Au-delà de son étonnante technicité et de son intérêt anthropologique, le Xeer nous présente un autre type de droit, de gouvernance, de justice que j'appellerai plutôt de kritocratie, c'est-à-dire le gouvernement par les juges. Il nous introduit à une philosophie politique africaine qui pourrait inspirer la quête actuelle de modèles endogènes de gouvernance démocratique.Outre la conception d'un pouvoir qui doit d'être contrôlé dans sa tentation à l'absolutisme, le Xeer accorde la primauté au droit par rapport au lien de sang, au libre choix et à la libre adhésion au consensus socio-politique.Il institue une composition paritaire des assemblées où tous les clans de la confédération sont représentés à égalité et la transparence de la prise de décision assurée. Par exemple, la loi de la majorité en vigueur dans les démocraties modernes est remplacée par celle du consensus dans la prise de décision.L'existence de ce genre de patrimoines politiques et juridiques montre, si besoin est, que les sociétés africaines recèlent en leur sein des préceptes politico-philosophiques qui peuvent être exploités dans la recherche actuelle de systèmes endogènes de gouvernance démocratique. Ces enseignements pourraient inspirer tous ceux qui, après l'échec des prêt-à-penser importés, souhaitent construire un autre type de gouvernance adaptées à la réalité et aux inspirations des sociétés africaines. De patrimoines comme le Xeer Issa, la Charte du Manden ou le Gada System des Oromos nous invitent clairement à engager une véritable reconceptualisation de tous les paradigmes politiques importés que nous utilisons souvent machinalement comme des modèles universels.

* Vous êtes un observateur averti de la coopération économique et politique sur le continent. Quelle analyse faites-vous du partenariat entre le Royaume du Maroc et l'Afrique subsaharienne ?

Tout d'abord, il faut déconstruire ce terme d'«Afrique subsaharienne» qui fait du Maroc comme un pays à part, en dehors de l'Afrique.
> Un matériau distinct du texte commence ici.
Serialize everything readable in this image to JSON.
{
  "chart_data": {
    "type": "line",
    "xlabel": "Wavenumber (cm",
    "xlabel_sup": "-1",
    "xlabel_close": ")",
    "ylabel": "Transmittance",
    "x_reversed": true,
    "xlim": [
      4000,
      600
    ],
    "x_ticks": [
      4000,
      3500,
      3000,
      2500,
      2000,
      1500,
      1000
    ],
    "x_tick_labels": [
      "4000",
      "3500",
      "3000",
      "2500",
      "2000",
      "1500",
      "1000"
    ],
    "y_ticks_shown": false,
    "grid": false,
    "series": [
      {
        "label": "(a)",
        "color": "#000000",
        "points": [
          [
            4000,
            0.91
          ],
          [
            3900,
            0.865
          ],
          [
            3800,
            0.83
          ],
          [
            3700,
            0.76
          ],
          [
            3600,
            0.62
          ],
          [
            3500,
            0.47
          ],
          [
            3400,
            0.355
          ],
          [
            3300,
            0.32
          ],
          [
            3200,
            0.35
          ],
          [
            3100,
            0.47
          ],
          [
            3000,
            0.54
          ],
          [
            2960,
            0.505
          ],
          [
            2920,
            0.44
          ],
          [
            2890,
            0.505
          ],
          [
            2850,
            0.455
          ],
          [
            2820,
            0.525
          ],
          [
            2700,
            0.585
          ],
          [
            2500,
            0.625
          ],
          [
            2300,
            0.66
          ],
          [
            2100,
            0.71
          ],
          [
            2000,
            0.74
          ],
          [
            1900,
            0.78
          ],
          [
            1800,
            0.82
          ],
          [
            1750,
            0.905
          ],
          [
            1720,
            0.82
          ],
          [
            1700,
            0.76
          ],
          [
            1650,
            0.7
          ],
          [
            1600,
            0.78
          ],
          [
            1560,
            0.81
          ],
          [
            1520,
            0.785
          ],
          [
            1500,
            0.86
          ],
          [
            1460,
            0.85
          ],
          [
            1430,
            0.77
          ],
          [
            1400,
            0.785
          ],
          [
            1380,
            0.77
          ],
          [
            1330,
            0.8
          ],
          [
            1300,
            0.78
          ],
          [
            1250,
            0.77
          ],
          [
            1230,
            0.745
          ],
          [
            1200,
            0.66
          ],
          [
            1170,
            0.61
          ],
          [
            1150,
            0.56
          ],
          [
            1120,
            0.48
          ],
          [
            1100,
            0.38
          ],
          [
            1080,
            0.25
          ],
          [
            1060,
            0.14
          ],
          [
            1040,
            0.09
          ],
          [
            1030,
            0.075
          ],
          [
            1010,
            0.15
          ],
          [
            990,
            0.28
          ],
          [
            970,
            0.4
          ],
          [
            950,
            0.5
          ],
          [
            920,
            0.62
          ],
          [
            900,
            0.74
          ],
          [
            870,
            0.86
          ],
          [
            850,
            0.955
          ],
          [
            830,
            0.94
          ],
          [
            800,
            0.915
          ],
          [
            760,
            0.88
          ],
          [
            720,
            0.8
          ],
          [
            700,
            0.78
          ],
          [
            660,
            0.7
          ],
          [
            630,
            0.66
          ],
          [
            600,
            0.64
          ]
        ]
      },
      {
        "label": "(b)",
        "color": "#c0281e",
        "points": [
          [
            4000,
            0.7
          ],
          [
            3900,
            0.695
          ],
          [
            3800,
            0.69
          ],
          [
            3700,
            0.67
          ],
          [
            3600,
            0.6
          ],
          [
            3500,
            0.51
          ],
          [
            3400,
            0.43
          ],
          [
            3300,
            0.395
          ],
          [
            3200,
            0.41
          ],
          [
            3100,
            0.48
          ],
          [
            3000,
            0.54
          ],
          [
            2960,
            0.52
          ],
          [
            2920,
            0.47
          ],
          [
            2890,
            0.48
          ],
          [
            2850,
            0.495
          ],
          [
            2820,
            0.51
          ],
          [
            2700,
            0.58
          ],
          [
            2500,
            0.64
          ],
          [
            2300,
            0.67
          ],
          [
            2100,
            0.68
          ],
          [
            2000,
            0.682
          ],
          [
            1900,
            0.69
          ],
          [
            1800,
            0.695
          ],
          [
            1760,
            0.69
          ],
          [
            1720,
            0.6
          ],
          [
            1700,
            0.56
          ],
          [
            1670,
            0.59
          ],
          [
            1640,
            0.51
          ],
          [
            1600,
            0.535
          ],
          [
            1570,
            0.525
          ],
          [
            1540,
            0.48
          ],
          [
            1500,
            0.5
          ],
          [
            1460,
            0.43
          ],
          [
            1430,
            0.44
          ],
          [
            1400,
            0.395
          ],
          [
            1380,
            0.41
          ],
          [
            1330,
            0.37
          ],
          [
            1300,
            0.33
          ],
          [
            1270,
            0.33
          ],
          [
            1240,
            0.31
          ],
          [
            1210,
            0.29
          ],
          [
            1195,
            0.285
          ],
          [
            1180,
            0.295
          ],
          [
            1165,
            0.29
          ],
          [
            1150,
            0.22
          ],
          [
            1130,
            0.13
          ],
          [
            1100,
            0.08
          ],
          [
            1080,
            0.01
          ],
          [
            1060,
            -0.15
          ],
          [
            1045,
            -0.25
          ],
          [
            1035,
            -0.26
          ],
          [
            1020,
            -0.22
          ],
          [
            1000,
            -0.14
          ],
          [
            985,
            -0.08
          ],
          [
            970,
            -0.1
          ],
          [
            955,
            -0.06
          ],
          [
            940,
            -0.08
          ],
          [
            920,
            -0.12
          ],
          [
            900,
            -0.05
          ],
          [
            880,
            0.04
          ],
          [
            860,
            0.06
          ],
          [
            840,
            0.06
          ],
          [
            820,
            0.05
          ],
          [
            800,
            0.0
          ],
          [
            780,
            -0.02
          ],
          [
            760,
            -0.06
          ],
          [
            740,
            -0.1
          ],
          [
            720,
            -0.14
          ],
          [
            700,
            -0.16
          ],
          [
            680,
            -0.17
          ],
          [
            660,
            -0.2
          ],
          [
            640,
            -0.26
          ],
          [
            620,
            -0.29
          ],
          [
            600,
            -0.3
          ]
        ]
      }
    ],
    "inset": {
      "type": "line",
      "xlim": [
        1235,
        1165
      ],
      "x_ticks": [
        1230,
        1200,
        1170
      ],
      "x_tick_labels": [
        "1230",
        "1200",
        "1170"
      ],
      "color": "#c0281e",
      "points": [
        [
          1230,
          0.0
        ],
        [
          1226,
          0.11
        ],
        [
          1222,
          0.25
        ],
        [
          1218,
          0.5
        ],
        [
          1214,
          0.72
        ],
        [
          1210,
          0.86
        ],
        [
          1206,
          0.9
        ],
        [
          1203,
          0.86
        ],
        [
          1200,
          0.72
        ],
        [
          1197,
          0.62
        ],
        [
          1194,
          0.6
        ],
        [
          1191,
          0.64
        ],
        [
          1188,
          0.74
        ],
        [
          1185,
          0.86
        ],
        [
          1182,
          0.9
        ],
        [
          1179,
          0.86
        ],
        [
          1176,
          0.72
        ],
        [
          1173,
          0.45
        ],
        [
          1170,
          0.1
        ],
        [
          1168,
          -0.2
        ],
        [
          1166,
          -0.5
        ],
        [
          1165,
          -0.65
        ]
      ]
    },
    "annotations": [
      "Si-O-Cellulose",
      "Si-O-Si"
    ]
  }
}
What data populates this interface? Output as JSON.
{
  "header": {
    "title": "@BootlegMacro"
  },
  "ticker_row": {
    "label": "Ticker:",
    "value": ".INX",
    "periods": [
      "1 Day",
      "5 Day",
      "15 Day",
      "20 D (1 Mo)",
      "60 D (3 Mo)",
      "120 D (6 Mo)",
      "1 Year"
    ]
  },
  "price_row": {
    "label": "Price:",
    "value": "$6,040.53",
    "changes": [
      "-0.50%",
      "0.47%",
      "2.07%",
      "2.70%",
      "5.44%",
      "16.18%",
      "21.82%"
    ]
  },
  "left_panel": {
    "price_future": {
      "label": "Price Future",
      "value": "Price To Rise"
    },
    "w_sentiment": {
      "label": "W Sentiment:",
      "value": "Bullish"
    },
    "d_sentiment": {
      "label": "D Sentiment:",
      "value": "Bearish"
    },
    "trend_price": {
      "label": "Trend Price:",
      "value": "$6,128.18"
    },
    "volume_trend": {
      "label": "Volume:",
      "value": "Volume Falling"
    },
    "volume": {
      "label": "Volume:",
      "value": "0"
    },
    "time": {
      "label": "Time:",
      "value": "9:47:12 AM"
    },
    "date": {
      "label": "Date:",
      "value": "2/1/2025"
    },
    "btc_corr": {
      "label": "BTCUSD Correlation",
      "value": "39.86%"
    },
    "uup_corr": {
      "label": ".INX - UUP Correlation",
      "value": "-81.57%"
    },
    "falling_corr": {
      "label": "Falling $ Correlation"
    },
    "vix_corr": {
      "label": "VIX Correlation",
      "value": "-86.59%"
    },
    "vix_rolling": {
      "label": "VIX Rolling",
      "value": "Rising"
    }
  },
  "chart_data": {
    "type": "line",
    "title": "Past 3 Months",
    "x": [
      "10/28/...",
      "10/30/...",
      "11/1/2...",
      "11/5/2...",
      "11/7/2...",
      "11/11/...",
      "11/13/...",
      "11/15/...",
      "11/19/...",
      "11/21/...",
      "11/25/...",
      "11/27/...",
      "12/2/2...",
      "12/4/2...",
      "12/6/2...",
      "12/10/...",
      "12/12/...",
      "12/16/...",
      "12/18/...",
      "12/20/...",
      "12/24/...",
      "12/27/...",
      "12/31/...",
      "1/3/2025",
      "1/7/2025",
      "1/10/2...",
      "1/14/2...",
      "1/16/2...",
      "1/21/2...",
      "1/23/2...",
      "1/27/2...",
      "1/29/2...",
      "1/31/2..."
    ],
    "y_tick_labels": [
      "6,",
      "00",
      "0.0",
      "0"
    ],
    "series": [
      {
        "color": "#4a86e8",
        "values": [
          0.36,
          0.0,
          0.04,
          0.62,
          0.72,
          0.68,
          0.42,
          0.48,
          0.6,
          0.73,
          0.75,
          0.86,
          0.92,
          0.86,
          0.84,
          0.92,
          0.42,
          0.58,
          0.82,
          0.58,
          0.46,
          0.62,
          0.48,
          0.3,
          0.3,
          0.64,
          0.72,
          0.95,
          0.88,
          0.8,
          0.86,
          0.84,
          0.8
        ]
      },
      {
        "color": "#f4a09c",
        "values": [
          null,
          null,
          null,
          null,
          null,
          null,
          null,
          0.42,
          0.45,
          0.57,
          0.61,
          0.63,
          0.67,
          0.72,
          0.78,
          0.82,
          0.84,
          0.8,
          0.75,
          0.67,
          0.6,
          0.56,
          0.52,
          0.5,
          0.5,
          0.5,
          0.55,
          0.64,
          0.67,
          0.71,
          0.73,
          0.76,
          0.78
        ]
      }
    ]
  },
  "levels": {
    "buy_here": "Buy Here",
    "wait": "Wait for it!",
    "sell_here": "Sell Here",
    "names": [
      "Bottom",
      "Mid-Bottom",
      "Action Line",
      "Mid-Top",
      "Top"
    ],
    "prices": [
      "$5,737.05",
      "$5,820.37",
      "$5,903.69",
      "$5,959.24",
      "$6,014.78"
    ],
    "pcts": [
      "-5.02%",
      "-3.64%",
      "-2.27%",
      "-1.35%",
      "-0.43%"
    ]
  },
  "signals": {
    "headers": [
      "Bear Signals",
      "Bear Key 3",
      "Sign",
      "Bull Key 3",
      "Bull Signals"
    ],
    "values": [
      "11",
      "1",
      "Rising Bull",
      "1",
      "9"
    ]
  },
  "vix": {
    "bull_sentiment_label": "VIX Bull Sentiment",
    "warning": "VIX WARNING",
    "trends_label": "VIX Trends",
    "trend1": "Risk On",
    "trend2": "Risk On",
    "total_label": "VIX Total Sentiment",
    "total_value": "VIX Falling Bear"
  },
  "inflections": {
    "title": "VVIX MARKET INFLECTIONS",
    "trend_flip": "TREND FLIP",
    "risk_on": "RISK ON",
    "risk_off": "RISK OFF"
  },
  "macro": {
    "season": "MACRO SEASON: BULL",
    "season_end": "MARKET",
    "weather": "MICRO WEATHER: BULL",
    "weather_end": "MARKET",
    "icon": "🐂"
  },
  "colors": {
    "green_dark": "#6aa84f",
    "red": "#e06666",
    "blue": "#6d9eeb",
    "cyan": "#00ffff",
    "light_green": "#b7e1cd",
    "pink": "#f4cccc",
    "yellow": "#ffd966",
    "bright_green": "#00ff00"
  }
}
C'est une vision et division coloniale de notre continent. Le Sahara n'a jamais été une barrière entre une soi-disant «Afrique noire» et une soi-disant «Afrique blanche». Il a toujours été un espace de contact et d'échanges entre les peuples africains.Le Maroc a toujours fait partie de l'Afrique et il faut se réjouir que ce pays renoue donc avec les échanges historiques qui existaient de chaque côté du Sahara que la domination coloniale avait interrompus. Le renforcement de la coopération interafricaine dans laquelle le Maroc joue un rôle essentiel est une avancée concrète vers l'intégration continentale que l'Union Africaine appelle de ses vœux.Dans le contexte géopolitique actuel marqué par le repli sur soi et l'émergence de nouveaux acteurs, le potentiel de l'Afrique et de ses peuples en fait le continent de l'avenir qui va attirer de plus en plus de convoitises. Le grand défi pour l'Afrique sera celui de sa souveraineté sur ses ressources et de ses relations de coopération entre ses Etats et avec les nouveaux blocs en formation. Le renforcement du partenariat du Maroc avec le reste de l'Afrique s'inscrit donc dans cette optique.

Un parcours édifiant
M. Ali Moussa Iye est chercheur et écrivain djiboutien. Il a été journaliste, rédacteur en chef d'un journal hebdomadaire et Directeur de la Presse et de l'Audiovisuel à Djibouti avant de rejoindre l'UNESCO en 1996. Il a été Coordinateur du programme Culture de la Paix de l'UNESCO dans la Corne de l'Afrique, basé à Addis Abeba, de 1997 à 2000. Il a ensuite assuré le suivi de la Conférence mondiale de Durban contre le racisme (2001, Afrique du sud), de 2002 à 2004. Il a activement contribué à l'élaboration de la Stratégie de lutte contre le racisme et la discrimination raciale de l'UNESCO, adoptée en 2003. Enfin, de 2004 à 2019, Dr Moussa Iye a été à la tête du Département «Histoire et Mémoire pour le dialogue» et a dirigé trois programmes phares de l'UNESCO portant sur l'histoire, la mémoire et les héritages partagés : les Histoires générale et régionales, La Route de l'esclave et Les Routes de la soie. Il a notamment coordonné le développement des contenus pédagogiques sur la base de de l'Histoire générale de l'Afrique et la rédaction des trois derniers volumes de cette prestigieuse collection pour la mettre à jour et analyser les nouveaux défis de l'Afrique et de ses Diasporas. Il est le fondateur et actuel président du think tank AFROSPECTIVES : Une initiative pour l'Afrique globale.